Thousands of people take part in a demonstration against two international trade agreements in Berlin, Germany, 17 September 2016.

EU trade ministers were meeting Friday to sort out differences about a free trade deal with Canada, as the bloc prepares to sign the agreement in October despite some public opposition.

The discussion around the Comprehensive Economic and Trade Agreement (CETA) has grown increasingly politicized as it becomes swept up in the debate about a larger EU deal currently in negotiation with the United States. On Saturday, an estimated 320,000 rallied across Germany to protest the two deals.

Now the EU is weighing an extra declaration with Canada that "could calm some of the concerns," Trade Commissioner Cecilia Malmstrom said in Bratislava ahead of the ministers' talks.

"A few, but very important, countries have a few difficulties," she said. "I hope that we will approach a moment when ... they can feel that there is a process, so that they can [go] home and explain to their citizens."

German Vice Chancellor Sigmar Gabriel spoke in favour of CETA in Bratislava despite vocal opposition to the deal in his country.

"People finally want to see that we impose rules on globalization and that it does not put unbridled pressure on people. And for this, CETA is a giant step forward," Gabriel said.

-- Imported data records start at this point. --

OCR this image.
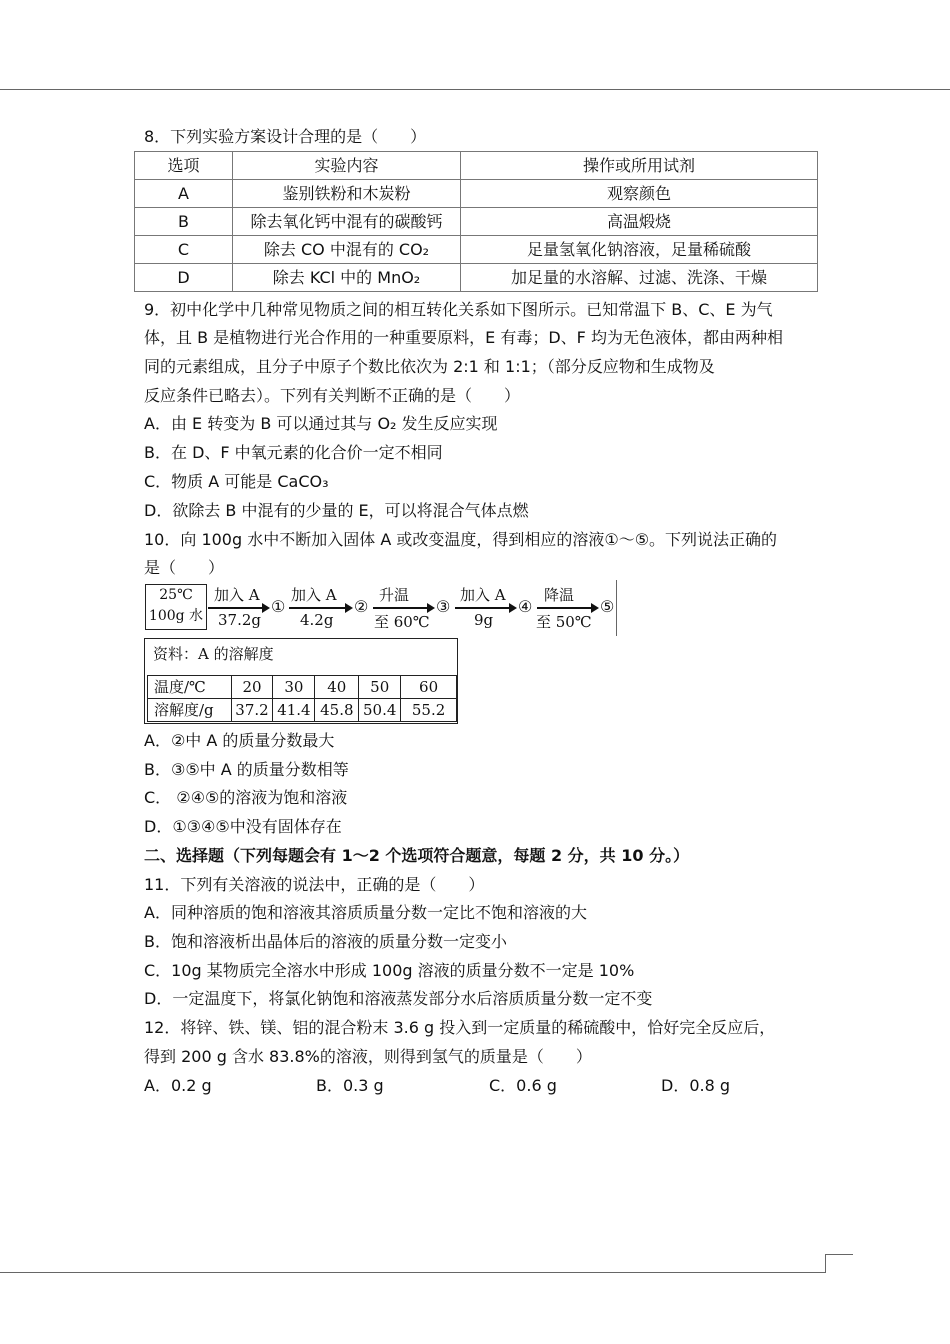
8．下列实验方案设计合理的是（　　）
选项	实验内容	操作或所用试剂
A	鉴别铁粉和木炭粉	观察颜色
B	除去氧化钙中混有的碳酸钙	高温煅烧
C	除去 CO 中混有的 CO₂	足量氢氧化钠溶液，足量稀硫酸
D	除去 KCl 中的 MnO₂	加足量的水溶解、过滤、洗涤、干燥
9．初中化学中几种常见物质之间的相互转化关系如下图所示。已知常温下 B、C、E 为气
体，且 B 是植物进行光合作用的一种重要原料，E 有毒；D、F 均为无色液体，都由两种相
同的元素组成，且分子中原子个数比依次为 2:1 和 1:1；（部分反应物和生成物及
反应条件已略去）。下列有关判断不正确的是（　　）
A．由 E 转变为 B 可以通过其与 O₂ 发生反应实现
B．在 D、F 中氧元素的化合价一定不相同
C．物质 A 可能是 CaCO₃
D．欲除去 B 中混有的少量的 E，可以将混合气体点燃
10．向 100g 水中不断加入固体 A 或改变温度，得到相应的溶液①～⑤。下列说法正确的
是（　　）
25℃
100g 水
加入 A
37.2g
①
加入 A
4.2g
②
升温
至 60℃
③
加入 A
9g
④
降温
至 50℃
⑤
资料：A 的溶解度
温度/℃	20	30	40	50	60
溶解度/g	37.2	41.4	45.8	50.4	55.2
A．②中 A 的质量分数最大
B．③⑤中 A 的质量分数相等
C． ②④⑤的溶液为饱和溶液
D．①③④⑤中没有固体存在
二、选择题（下列每题会有 1～2 个选项符合题意，每题 2 分，共 10 分。）
11．下列有关溶液的说法中，正确的是（　　）
A．同种溶质的饱和溶液其溶质质量分数一定比不饱和溶液的大
B．饱和溶液析出晶体后的溶液的质量分数一定变小
C．10g 某物质完全溶水中形成 100g 溶液的质量分数不一定是 10%
D．一定温度下，将氯化钠饱和溶液蒸发部分水后溶质质量分数一定不变
12．将锌、铁、镁、铝的混合粉末 3.6 g 投入到一定质量的稀硫酸中，恰好完全反应后，
得到 200 g 含水 83.8%的溶液，则得到氢气的质量是（　　）
A．0.2 g	B．0.3 g	C．0.6 g	D．0.8 g
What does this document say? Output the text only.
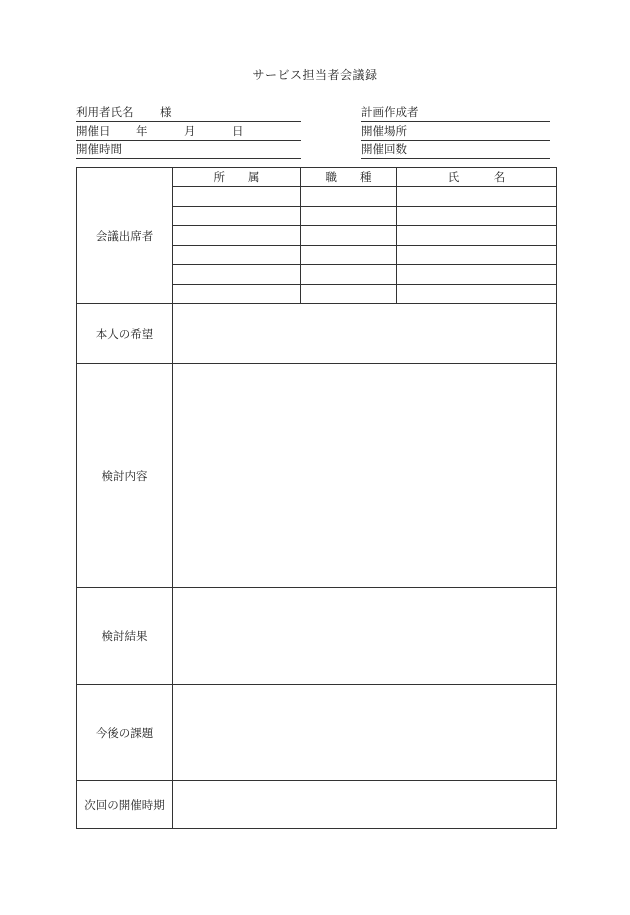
サービス担当者会議録
利用者氏名 様
開催日 年	月	日
開催時間
計画作成者
開催場所
開催回数
会議出席者	所　　属	職　　種	氏　　　名

本人の希望			
検討内容			
検討結果			
今後の課題			
次回の開催時期			
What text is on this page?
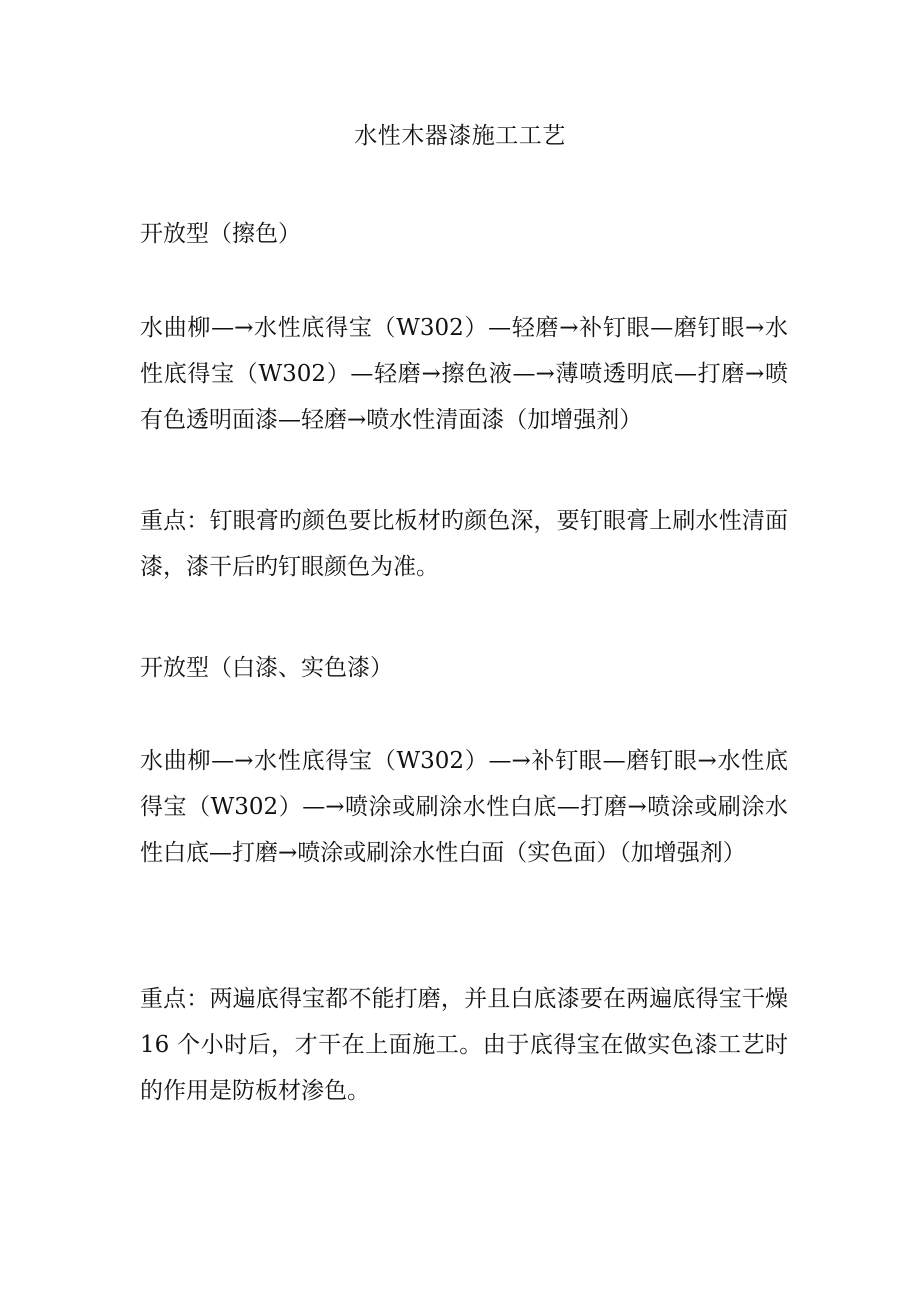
水性木器漆施工工艺

开放型（擦色）

水曲柳—→水性底得宝（W302）—轻磨→补钉眼—磨钉眼→水性底得宝（W302）—轻磨→擦色液—→薄喷透明底—打磨→喷有色透明面漆—轻磨→喷水性清面漆（加增强剂）

重点：钉眼膏旳颜色要比板材旳颜色深，要钉眼膏上刷水性清面漆，漆干后旳钉眼颜色为准。

开放型（白漆、实色漆）

水曲柳—→水性底得宝（W302）—→补钉眼—磨钉眼→水性底得宝（W302）—→喷涂或刷涂水性白底—打磨→喷涂或刷涂水性白底—打磨→喷涂或刷涂水性白面（实色面）（加增强剂）

重点：两遍底得宝都不能打磨，并且白底漆要在两遍底得宝干燥 16 个小时后，才干在上面施工。由于底得宝在做实色漆工艺时的作用是防板材渗色。
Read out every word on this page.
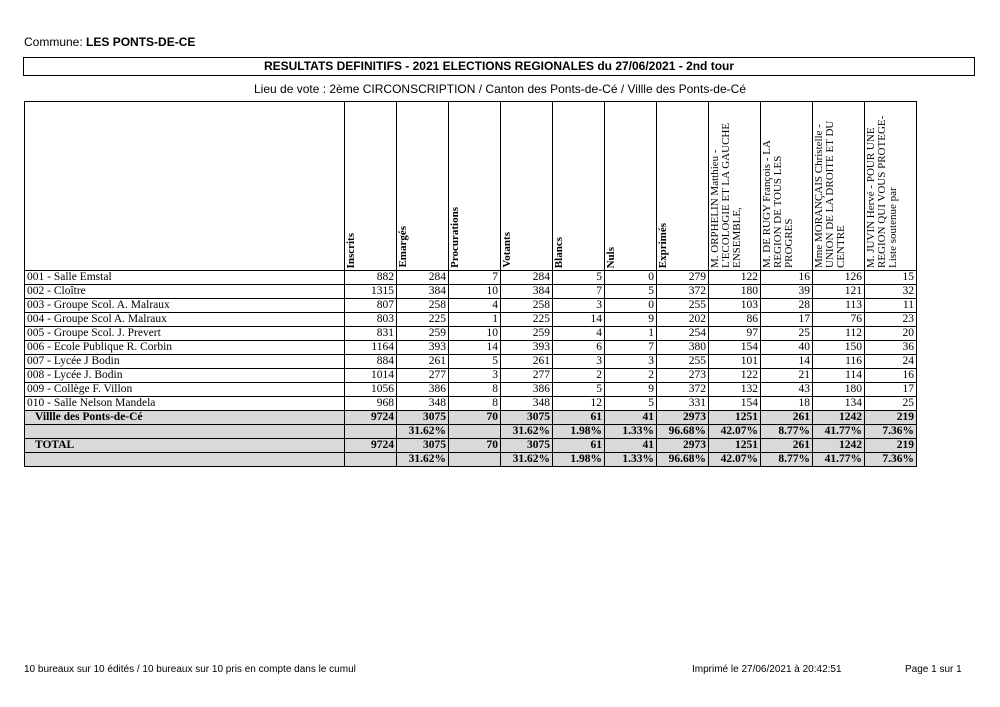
Commune: LES PONTS-DE-CE
RESULTATS DEFINITIFS - 2021 ELECTIONS REGIONALES du 27/06/2021 - 2nd tour
Lieu de vote : 2ème CIRCONSCRIPTION / Canton des Ponts-de-Cé / Villle des Ponts-de-Cé

	Inscrits	Emargés	Procurations	Votants	Blancs	Nuls	Exprimés	M. ORPHELIN Matthieu - L'ECOLOGIE ET LA GAUCHE ENSEMBLE,	M. DE RUGY François - LA REGION DE TOUS LES PROGRES	Mme MORANÇAIS Christelle - UNION DE LA DROITE ET DU CENTRE	M. JUVIN Hervé - POUR UNE REGION QUI VOUS PROTEGE-Liste soutenue par

001 - Salle Emstal	882	284	7	284	5	0	279	122	16	126	15
002 - Cloître	1315	384	10	384	7	5	372	180	39	121	32
003 - Groupe Scol. A. Malraux	807	258	4	258	3	0	255	103	28	113	11
004 - Groupe Scol A. Malraux	803	225	1	225	14	9	202	86	17	76	23
005 - Groupe Scol. J. Prevert	831	259	10	259	4	1	254	97	25	112	20
006 - Ecole Publique R. Corbin	1164	393	14	393	6	7	380	154	40	150	36
007 - Lycée J Bodin	884	261	5	261	3	3	255	101	14	116	24
008 - Lycée J. Bodin	1014	277	3	277	2	2	273	122	21	114	16
009 - Collège F. Villon	1056	386	8	386	5	9	372	132	43	180	17
010 - Salle Nelson Mandela	968	348	8	348	12	5	331	154	18	134	25
Villle des Ponts-de-Cé	9724	3075	70	3075	61	41	2973	1251	261	1242	219
		31.62%		31.62%	1.98%	1.33%	96.68%	42.07%	8.77%	41.77%	7.36%
TOTAL	9724	3075	70	3075	61	41	2973	1251	261	1242	219
		31.62%		31.62%	1.98%	1.33%	96.68%	42.07%	8.77%	41.77%	7.36%
10 bureaux sur 10 édités / 10 bureaux sur 10 pris en compte dans le cumul	Imprimé le 27/06/2021 à 20:42:51	Page 1 sur 1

Austrian Vice Chancellor Reinhold Mitterlehner also argued that "possible questions on interpretation can be settled with a legally binding declaration." But the Social Democratic party of Austrian Chancellor Christian Kern has demanded changes to CETA.

There is, however, little appetite in the EU for a renegotiation.

"CETA is done, we will not reopen it," Malmstrom said.

The EU hopes to sign the agreement when Canadian Prime Minister Justin Trudeau visits on October 27.